Bu sevgi o kadar köklüdür ki, resmi yönetmelikler kurumların çalışanlarına ikindi çayı geleneğine katılmaları için zaman ayırmalarını zorunlu kılmaktadır.
İkindi çayı İngiliz sosyal geleneklerinde değerli bir yere sahiptir ve tercih edilen içecek siyah çaydır. Viktorya dönemi ikindi çayı olarak da bilinen bu ikonik İngiliz geleneğinin tarihi, Viktorya dönemindeki 19. yüzyıla kadar uzanmaktadır.
Birleşik Krallık'ta akşam 20.00'den sonra yemek yeme uygulaması uzun süredir yerleşiktir. Öğleden sonraları durgun bir şekilde uzadıkça ve aristokratlar açlığa ve can sıkıntısına katlandıkça, öğle tatilinin gerekliliği ortaya çıktı.
İkilemi bir düşünün: Öğle ile akşam yemeği arasında aç karnına geçen sekiz uzun saat. Saygıdeğer Bedford Düşesi Anna Russell bile aynı durumu yaşadı. Bir gün uykusundan uyanan Bayan Anna, kendini bir oyalanma ve hafif bir atıştırmalık özlemiyle buldu.
Mutfakta hazır yiyecek bulunmadığından, becerikli hizmetçisi basit ama tatmin edici bir çözüm buldu: taze pişmiş hamur işleri ile eşleştirilen bir demlik sağlam siyah çay.

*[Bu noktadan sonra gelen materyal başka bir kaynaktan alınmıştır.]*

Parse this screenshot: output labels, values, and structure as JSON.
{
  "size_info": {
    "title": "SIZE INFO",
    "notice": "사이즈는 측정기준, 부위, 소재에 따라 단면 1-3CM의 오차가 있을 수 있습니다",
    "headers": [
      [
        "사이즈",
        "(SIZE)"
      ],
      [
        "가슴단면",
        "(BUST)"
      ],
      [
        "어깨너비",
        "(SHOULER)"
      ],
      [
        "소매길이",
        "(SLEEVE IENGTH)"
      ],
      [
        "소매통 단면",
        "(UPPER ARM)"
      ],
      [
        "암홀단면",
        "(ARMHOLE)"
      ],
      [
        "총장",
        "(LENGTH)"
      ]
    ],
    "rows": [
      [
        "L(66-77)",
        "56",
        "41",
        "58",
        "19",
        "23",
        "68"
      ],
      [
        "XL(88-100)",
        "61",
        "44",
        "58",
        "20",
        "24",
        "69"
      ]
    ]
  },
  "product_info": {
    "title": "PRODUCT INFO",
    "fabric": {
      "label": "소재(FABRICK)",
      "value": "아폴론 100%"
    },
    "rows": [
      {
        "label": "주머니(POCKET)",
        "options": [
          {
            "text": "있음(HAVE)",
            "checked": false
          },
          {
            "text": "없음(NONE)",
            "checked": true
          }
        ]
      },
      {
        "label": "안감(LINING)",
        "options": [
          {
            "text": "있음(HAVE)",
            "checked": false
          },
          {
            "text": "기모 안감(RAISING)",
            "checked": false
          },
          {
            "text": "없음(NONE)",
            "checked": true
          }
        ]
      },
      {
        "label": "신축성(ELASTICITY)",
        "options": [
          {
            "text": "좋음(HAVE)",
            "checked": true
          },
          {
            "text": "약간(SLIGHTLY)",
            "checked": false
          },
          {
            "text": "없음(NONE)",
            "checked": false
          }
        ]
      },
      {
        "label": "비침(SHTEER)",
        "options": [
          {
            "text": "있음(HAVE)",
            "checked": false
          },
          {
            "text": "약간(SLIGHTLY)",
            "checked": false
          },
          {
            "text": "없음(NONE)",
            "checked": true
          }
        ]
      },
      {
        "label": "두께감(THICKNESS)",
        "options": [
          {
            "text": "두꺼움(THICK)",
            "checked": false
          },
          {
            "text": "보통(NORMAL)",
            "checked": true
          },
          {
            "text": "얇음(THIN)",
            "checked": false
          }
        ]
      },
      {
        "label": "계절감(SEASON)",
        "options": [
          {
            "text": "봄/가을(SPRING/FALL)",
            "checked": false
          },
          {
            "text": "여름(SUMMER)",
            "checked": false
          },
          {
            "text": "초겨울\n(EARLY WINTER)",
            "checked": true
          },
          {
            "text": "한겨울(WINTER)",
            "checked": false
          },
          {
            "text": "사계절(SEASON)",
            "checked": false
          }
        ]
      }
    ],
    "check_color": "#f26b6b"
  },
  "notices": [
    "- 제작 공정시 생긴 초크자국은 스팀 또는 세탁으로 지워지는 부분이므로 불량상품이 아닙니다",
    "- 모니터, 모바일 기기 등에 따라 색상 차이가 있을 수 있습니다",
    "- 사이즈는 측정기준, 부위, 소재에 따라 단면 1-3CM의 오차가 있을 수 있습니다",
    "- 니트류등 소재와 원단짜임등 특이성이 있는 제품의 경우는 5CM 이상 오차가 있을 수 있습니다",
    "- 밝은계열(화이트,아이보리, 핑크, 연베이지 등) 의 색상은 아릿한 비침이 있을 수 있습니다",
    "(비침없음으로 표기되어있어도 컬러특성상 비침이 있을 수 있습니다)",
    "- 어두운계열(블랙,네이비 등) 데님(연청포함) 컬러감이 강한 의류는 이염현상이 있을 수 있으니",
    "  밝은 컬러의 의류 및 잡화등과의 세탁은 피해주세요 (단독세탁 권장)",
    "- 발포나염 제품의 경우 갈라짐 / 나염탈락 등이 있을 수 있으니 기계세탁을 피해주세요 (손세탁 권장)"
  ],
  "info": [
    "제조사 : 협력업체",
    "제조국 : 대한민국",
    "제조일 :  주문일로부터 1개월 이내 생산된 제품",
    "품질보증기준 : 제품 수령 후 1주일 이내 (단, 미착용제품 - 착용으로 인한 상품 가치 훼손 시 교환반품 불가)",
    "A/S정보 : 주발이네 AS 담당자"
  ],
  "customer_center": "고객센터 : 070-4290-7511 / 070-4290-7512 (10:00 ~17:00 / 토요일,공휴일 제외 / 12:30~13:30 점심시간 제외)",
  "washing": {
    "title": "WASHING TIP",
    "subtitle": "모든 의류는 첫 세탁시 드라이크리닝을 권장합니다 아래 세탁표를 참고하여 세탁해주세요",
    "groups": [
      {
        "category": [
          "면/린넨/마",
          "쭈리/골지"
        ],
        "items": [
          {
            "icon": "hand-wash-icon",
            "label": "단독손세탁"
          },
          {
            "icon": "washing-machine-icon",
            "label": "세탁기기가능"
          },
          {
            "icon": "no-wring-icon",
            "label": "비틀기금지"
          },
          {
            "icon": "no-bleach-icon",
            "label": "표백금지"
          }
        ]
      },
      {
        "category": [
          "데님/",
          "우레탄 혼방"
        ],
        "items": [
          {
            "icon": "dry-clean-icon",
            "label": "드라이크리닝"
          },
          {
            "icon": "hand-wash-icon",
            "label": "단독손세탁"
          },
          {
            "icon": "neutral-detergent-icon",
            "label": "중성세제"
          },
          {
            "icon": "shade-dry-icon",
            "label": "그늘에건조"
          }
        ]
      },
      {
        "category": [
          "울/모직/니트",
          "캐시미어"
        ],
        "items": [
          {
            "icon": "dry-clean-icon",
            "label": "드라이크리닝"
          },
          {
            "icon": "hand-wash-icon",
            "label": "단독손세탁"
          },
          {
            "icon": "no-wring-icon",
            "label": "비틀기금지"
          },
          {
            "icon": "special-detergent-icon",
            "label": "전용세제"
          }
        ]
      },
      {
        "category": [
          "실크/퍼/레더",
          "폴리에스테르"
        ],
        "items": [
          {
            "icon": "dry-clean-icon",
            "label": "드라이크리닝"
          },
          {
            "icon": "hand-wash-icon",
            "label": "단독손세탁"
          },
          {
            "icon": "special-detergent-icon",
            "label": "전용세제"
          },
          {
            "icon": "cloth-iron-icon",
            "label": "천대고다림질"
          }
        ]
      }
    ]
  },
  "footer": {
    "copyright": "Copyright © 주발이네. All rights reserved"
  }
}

O sıkıcı öğleden sonra, çayının buharı hamur işlerinin kokusuna karışırken, Anna'nın morali yükseldi ve bir şeyin farkına vardı: tatmin ve sevinç duygusunun her gün yaşanması gerektiği. Böylece, özü itibarıyla İngiliz ikindi çayı geleneği doğdu.

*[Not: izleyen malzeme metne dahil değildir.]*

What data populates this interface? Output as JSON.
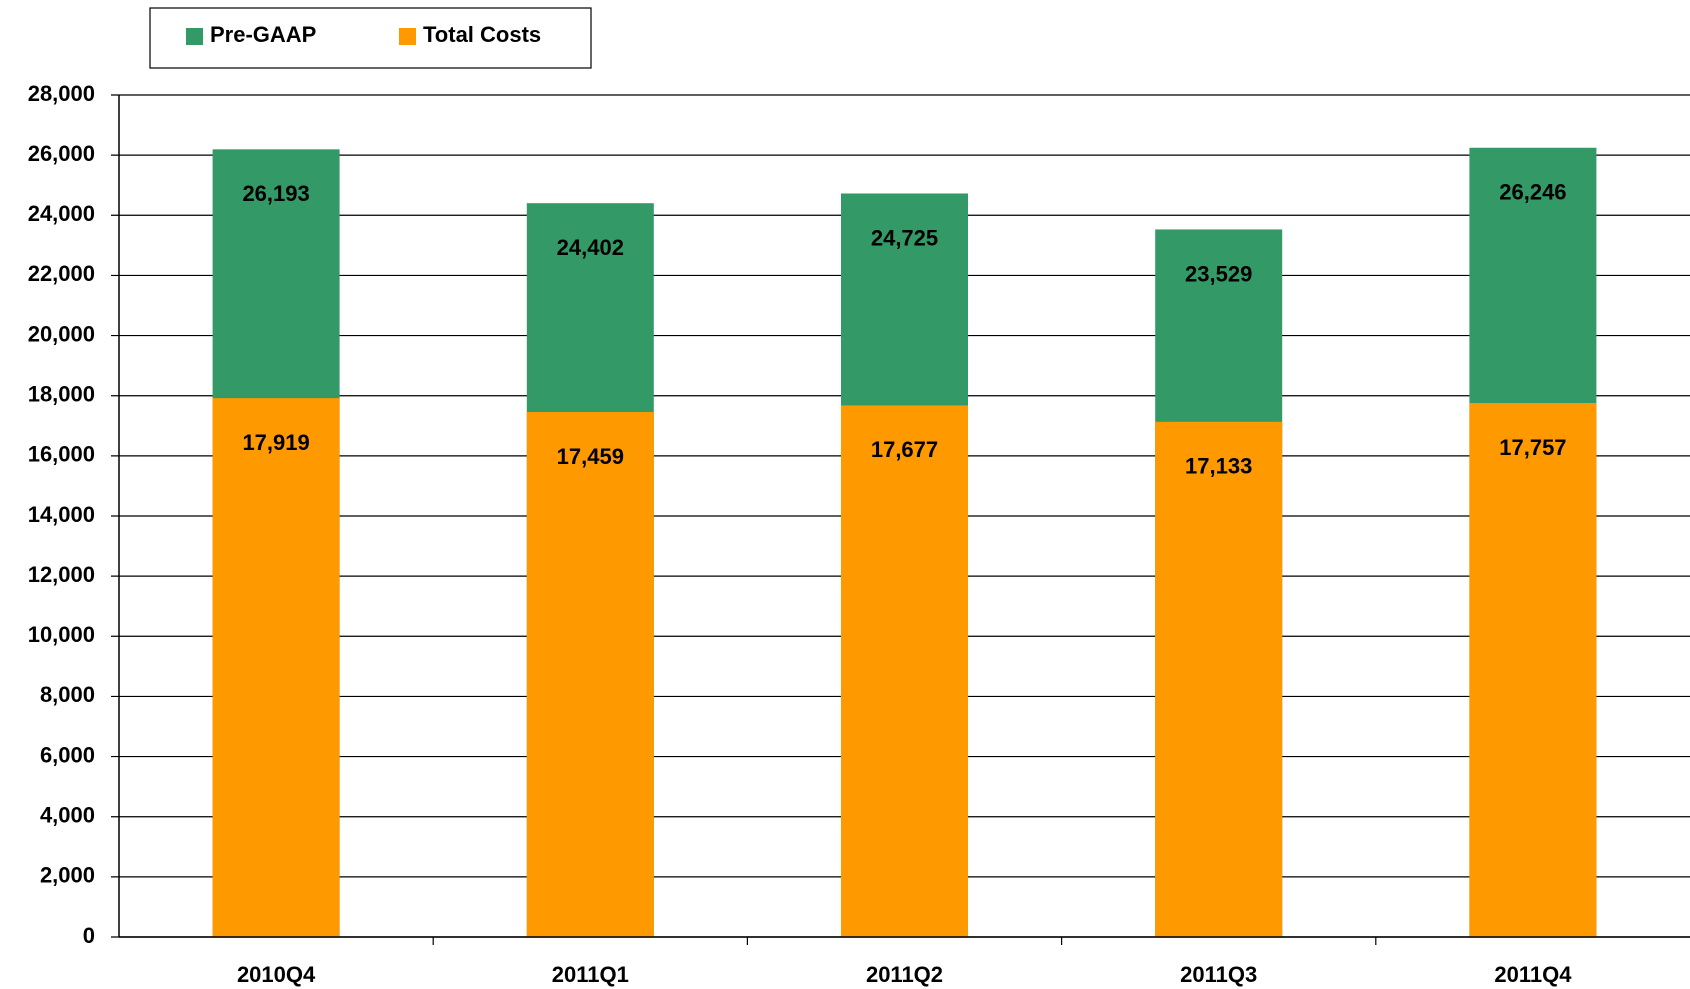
{
  "chart_data": {
    "type": "bar",
    "categories": [
      "2010Q4",
      "2011Q1",
      "2011Q2",
      "2011Q3",
      "2011Q4"
    ],
    "series": [
      {
        "name": "Pre-GAAP",
        "color": "#339966",
        "values": [
          26193,
          24402,
          24725,
          23529,
          26246
        ],
        "value_labels": [
          "26,193",
          "24,402",
          "24,725",
          "23,529",
          "26,246"
        ]
      },
      {
        "name": "Total Costs",
        "color": "#ff9900",
        "values": [
          17919,
          17459,
          17677,
          17133,
          17757
        ],
        "value_labels": [
          "17,919",
          "17,459",
          "17,677",
          "17,133",
          "17,757"
        ]
      }
    ],
    "ylim": [
      0,
      28000
    ],
    "yticks": [
      {
        "value": 0,
        "label": "0"
      },
      {
        "value": 2000,
        "label": "2,000"
      },
      {
        "value": 4000,
        "label": "4,000"
      },
      {
        "value": 6000,
        "label": "6,000"
      },
      {
        "value": 8000,
        "label": "8,000"
      },
      {
        "value": 10000,
        "label": "10,000"
      },
      {
        "value": 12000,
        "label": "12,000"
      },
      {
        "value": 14000,
        "label": "14,000"
      },
      {
        "value": 16000,
        "label": "16,000"
      },
      {
        "value": 18000,
        "label": "18,000"
      },
      {
        "value": 20000,
        "label": "20,000"
      },
      {
        "value": 22000,
        "label": "22,000"
      },
      {
        "value": 24000,
        "label": "24,000"
      },
      {
        "value": 26000,
        "label": "26,000"
      },
      {
        "value": 28000,
        "label": "28,000"
      }
    ],
    "grid": true,
    "legend": "top-left"
  }
}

İkindi çayı, İngiliz sosyal geleneklerinde değerli bir yere sahiptir ve siyah çay tercih edilen içecek olarak hüküm sürmektedir. Viktorya dönemi ikindi çayı olarak da bilinen bu ikonik İngiliz geleneğinin geçmişi 19. yüzyıla, Viktorya dönemine kadar uzanmaktadır.

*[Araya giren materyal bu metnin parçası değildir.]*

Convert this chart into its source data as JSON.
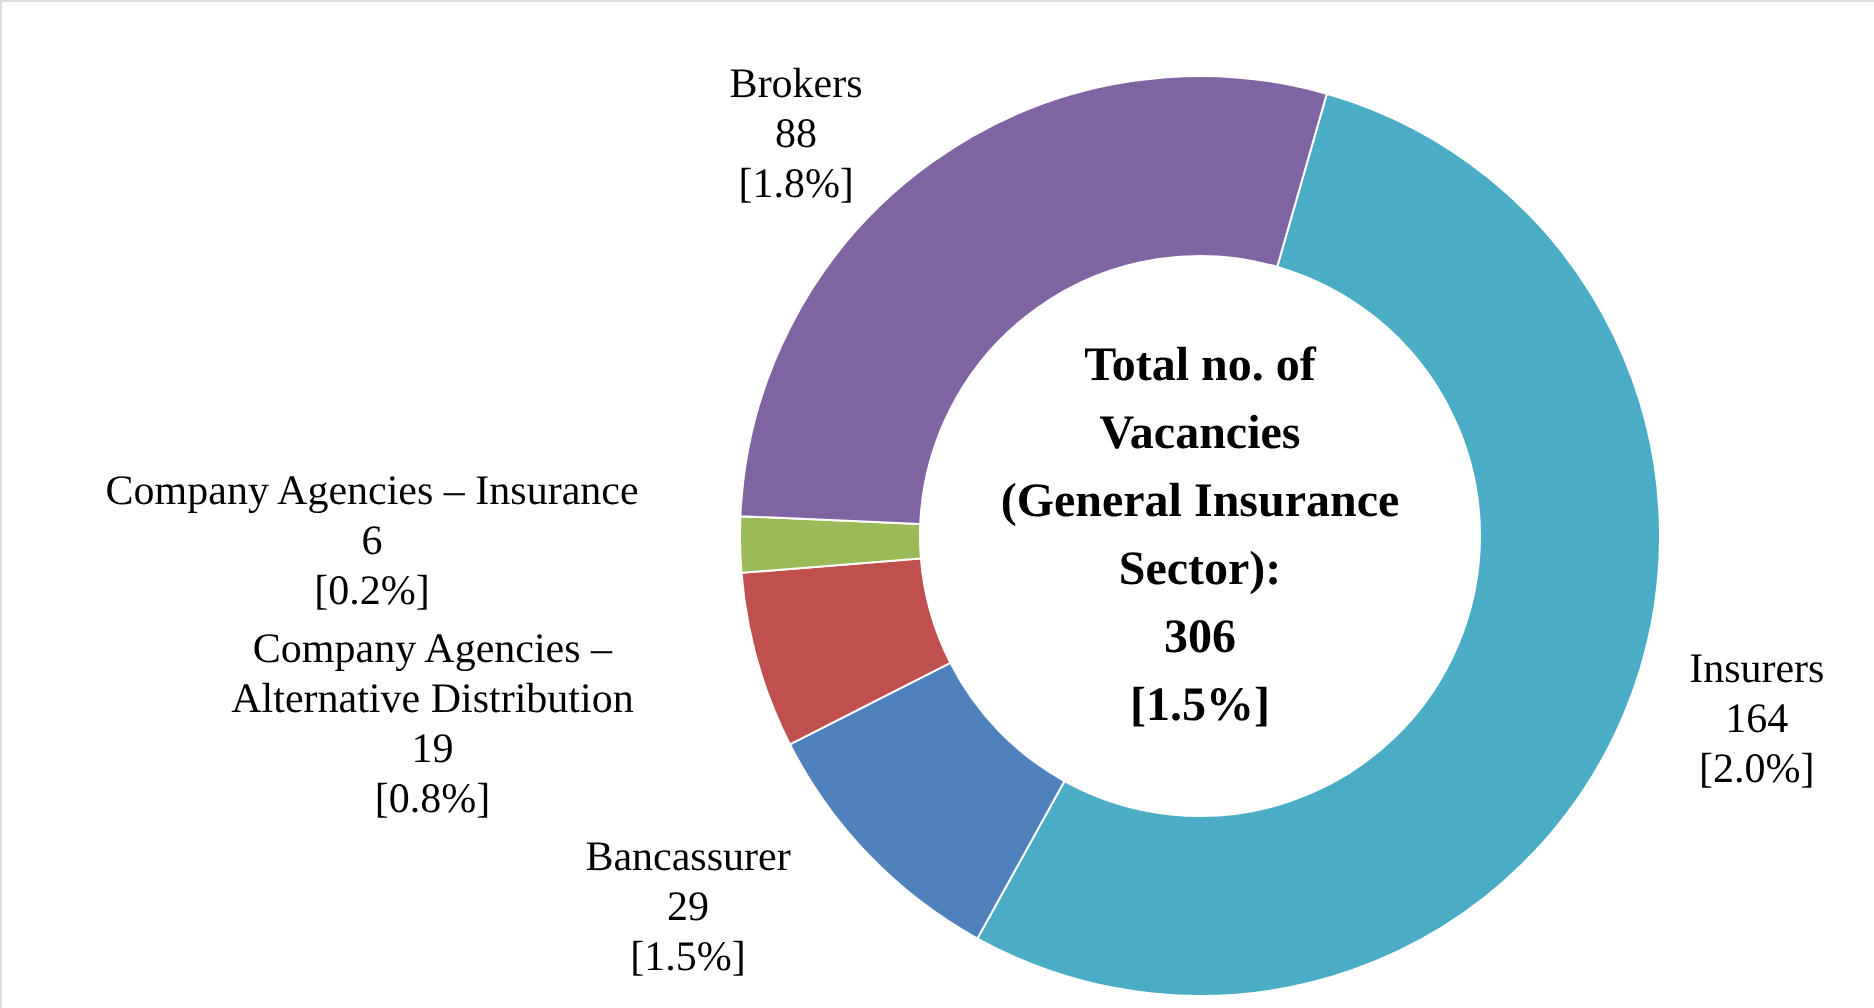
{
  "chart_data": {
    "type": "donut",
    "title": "Total no. of\nVacancies\n(General Insurance\nSector):",
    "annotations": [
      "306",
      "[1.5%]"
    ],
    "categories": [
      "Insurers",
      "Bancassurer",
      "Company Agencies – Alternative Distribution",
      "Company Agencies – Insurance",
      "Brokers"
    ],
    "values": [
      164,
      29,
      19,
      6,
      88
    ],
    "value_labels": [
      "164 [2.0%]",
      "29 [1.5%]",
      "19 [0.8%]",
      "6 [0.2%]",
      "88 [1.8%]"
    ],
    "colors": [
      "#4bacc6",
      "#4f81bd",
      "#c0504d",
      "#9bbb59",
      "#8064a2"
    ]
  }
}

Birleşik Krallık'ta akşam 8'den sonra yemek yeme alışkanlığı uzun süredir devam etmektedir. Öğleden sonraları durgun bir şekilde uzarken ve aristokratlar açlık ve can sıkıntısına katlanırken, bir öğlen molasının gerekliliği ortaya çıktı.
Öğle ile akşam yemeği arasındaki sekiz uzun saat boyunca beslenememe ikilemini bir düşünün. Saygıdeğer Bedford Düşesi Anna Russell bile aynı kötü durumu yaşamıştı. Bir gün uykusundan uyanan Bayan Anna, kendini oyalanacak bir şey ve hafif bir atıştırmalık ararken buldu.
Mutfakta hazır yiyecek olmadığından, zeki hizmetçisi basit ama tatmin edici bir çözüm üretti: taze pişmiş hamur işleriyle eşleştirilmiş bir demlik koyu siyah çay.
O sıkıcı öğleden sonra, çayının buğusu hamur işlerinin aromasına karıştığında, Anna'nın morali yükseldi ve tatmin ve neşe duygusunun günlük bir olay olması gerektiğinin farkına vardı. Böylece, özünde İngiliz geleneği olan ikindi çayı doğdu.
İster gösterişli çay salonlarında ister evin rahat ortamında keyifle tüketilen ikindi çayı, İngiliz kültürünün ve misafirperverliğinin özünü bünyesinde barındıran zamansız bir ritüel olmaya devam ediyor.
Dahası, ikindi çayı salt beslenmenin ötesine geçer; günlük yaşamın koşuşturması ortasında değerli bir dinlenme ve bağlantı anını simgeliyor. Durmak, anın tadını çıkarmak ve arkadaşlık ve sohbetin basit zevklerinin tadını çıkarmak için nazik bir hatırlatma görevi görür.
Kuşaklar boyunca ikindi çayı, İngiliz kültürünün dokusuna işlemiş ve bir nesilden diğerine aktarılan değerli bir gelenek haline gelmiştir. Kalıcı popülaritesi, zamansız çekiciliğine ve sıcak bir fincan çayın ve bir tabak ikramın hayatın karmaşıklığı arasında teselli sunduğu daha basit zamanlar için bir nostalji duygusu uyandırma yeteneğine işaret ediyor.